C’est l’histoire d’un texte, qui n’avait l’air de rien. En 10 mots et 5 nombres, beaucoup de choses risquent de changer pour le suivi des personnes condamnées.
C’est l’histoire d’un texte qui a un nom barbare : CL249. Seuls les grands fans du #DirectAN auront relevé son ascendant généalogique : CL249, c’est l’amendement 249 de la commission des lois. Je vous parle de la réforme pénale dont la discussion s’ouvre aujourd’hui à l’Assemblée nationale.
CL249 n’est pas moins barbare quand on le lit :
"Les 1°, 3° et 18° de l’article 132-45 du code pénal sont supprimés."
Cette fois, ce sont les juristes pénalistes qui commencent à s’alerter.
L’amendement vise notamment à supprimer deux des obligations les plus fréquentes du sursis avec mise à l’épreuve : l’obligation de travail et l’obligation de soins. L’obligation de travail vise à favoriser la réinsertion professionnelle des condamnés en les incitant à justifier de démarches de recherches d’emploi ou de formation, ou de leur activité. L’obligation de soins intéresse pour sa part un autre type de délinquance, celle des personnes qui souffrent de problèmes divers, qu’ils soient alcoolique, toxicologique ou psychologique. Ce sont deux des obligations les plus fréquemment prononcées par les juridictions dans le cadre des mises à l’épreuve qui doivent ainsi être supprimées.
Le raisonnement est simple (et rusé) : dès lors que la contrainte pénale est étendue à tous les délits, en supprimant les obligations de travail et de soins de la mise à l’épreuve, on incite fortement les juridictions à se saisir de la contrainte pénale, en tout cas si elles souhaitent continuer à prononcer ce type d’obligations. Or, comme les juridictions sont moins fétichistes de la mise à l’épreuve, qu’attachées au sens des peines prononcées, elles seront conduites à employer plus souvent, et même quasi exclusivement, la contrainte pénale. Le calcul est éminemment politicien. Cependant les conséquences de ce simple amendement sont multiples.

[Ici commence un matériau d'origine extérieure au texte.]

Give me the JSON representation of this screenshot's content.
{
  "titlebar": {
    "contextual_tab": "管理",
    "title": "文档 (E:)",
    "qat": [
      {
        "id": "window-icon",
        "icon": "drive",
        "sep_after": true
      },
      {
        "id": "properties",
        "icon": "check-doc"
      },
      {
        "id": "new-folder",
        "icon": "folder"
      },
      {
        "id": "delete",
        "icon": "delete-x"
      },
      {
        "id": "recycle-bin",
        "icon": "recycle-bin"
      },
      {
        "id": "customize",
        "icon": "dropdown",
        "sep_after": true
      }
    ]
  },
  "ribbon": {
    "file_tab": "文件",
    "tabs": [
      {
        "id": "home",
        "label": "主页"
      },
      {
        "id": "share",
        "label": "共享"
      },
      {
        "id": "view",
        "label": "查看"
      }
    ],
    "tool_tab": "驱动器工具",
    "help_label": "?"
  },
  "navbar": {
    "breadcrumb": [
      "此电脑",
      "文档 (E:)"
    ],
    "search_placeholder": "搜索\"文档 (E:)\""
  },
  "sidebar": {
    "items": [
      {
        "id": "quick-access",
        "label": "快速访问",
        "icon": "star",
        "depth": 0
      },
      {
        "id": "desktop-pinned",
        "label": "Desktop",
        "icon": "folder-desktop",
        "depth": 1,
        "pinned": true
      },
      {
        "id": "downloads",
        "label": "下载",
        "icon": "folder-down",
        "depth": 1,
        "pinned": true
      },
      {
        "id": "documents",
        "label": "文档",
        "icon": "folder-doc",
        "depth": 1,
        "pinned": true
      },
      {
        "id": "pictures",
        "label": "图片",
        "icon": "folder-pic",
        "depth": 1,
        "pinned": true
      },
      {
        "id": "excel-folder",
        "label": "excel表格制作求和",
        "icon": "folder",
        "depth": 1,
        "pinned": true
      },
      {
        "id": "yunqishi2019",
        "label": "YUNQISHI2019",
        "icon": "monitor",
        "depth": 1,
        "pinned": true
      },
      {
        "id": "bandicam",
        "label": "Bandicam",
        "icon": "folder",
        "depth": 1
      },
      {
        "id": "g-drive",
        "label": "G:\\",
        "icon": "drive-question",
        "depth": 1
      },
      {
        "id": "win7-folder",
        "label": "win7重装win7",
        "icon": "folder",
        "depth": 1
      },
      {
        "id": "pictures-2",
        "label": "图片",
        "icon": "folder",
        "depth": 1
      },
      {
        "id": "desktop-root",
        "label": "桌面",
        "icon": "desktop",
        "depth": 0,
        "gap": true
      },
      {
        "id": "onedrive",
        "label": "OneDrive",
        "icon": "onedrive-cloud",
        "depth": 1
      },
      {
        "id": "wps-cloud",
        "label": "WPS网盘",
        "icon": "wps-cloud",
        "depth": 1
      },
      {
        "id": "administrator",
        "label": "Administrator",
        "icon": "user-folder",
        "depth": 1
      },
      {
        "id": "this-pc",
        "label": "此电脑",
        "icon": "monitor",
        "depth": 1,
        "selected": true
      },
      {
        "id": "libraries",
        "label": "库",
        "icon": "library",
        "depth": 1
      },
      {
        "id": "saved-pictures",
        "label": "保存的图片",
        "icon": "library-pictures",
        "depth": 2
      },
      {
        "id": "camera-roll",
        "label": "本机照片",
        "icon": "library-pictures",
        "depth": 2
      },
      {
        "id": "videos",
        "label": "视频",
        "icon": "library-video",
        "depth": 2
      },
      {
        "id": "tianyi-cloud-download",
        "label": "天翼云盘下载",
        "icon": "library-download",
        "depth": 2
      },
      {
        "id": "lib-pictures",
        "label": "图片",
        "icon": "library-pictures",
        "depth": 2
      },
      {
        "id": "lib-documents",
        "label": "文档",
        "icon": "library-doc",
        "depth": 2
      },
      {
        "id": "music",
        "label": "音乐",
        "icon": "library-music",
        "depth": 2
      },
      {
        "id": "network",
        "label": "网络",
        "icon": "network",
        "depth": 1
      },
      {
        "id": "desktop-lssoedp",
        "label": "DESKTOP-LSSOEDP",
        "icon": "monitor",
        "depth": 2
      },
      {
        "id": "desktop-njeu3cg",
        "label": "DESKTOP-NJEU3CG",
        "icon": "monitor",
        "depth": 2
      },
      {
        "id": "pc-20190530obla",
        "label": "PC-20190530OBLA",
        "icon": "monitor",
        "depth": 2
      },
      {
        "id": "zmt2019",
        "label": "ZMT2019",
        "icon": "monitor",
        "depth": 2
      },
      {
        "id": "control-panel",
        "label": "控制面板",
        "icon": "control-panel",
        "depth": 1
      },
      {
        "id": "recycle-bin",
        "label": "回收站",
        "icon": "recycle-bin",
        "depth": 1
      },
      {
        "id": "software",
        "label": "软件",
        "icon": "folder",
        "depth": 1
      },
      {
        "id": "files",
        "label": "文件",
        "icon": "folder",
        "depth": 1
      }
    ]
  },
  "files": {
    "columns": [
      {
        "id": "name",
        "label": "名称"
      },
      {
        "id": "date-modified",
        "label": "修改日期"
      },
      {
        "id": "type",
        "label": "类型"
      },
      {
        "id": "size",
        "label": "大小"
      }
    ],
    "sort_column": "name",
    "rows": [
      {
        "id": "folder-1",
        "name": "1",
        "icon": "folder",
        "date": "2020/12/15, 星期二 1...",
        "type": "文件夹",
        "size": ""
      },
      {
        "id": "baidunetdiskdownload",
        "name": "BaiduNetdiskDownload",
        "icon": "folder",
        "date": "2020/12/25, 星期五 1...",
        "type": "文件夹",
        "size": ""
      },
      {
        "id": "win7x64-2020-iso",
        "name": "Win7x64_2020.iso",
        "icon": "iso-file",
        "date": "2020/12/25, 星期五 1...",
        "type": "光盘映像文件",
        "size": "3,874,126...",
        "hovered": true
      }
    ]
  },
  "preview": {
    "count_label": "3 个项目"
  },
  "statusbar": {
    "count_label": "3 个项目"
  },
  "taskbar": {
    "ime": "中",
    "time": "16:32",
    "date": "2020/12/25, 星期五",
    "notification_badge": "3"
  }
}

En effet, si CL249 ne vise qu’à supprimer trois obligations (dont deux essentielles) de la mise à l’épreuve, le même texte sert de base à de multiples autres mesures. Ainsi, ces obligations peuvent être prononcées dans le cadre d’un aménagement de peine en semi-liberté ou sous surveillance électronique, d’un sursis avec obligation d’accomplir un travail d’intérêt général, d’un suivi socio-judiciaire, ou dans l’accompagnement des condamnés qui bénéficient d’une suspension de leur peine. Toutes ces mesures se réfèrent aux obligations de la mise à l’épreuve, de sorte que modifier le texte principal a des conséquences multiples. Il fallait donc corriger cet effet indirect, ce que CL249 s’emploie à faire. Désormais, les obligations de ces mesures continueront à trouver leur référentiel dans la mise à l’épreuve, mais également dans la contrainte pénale, avec cette limite que ça ne concernera pas non plus toutes les obligations de la contrainte pénale !
Voilà donc l’histoire de CL249. A vouloir être stratégique, on rend juste la loi plus complexe et moins compréhensible.
Et c’est l’histoire d’un texte, que la commission des lois de l’Assemblée nationale a adopté en tout juste 40 secondes le 27 mai dernier.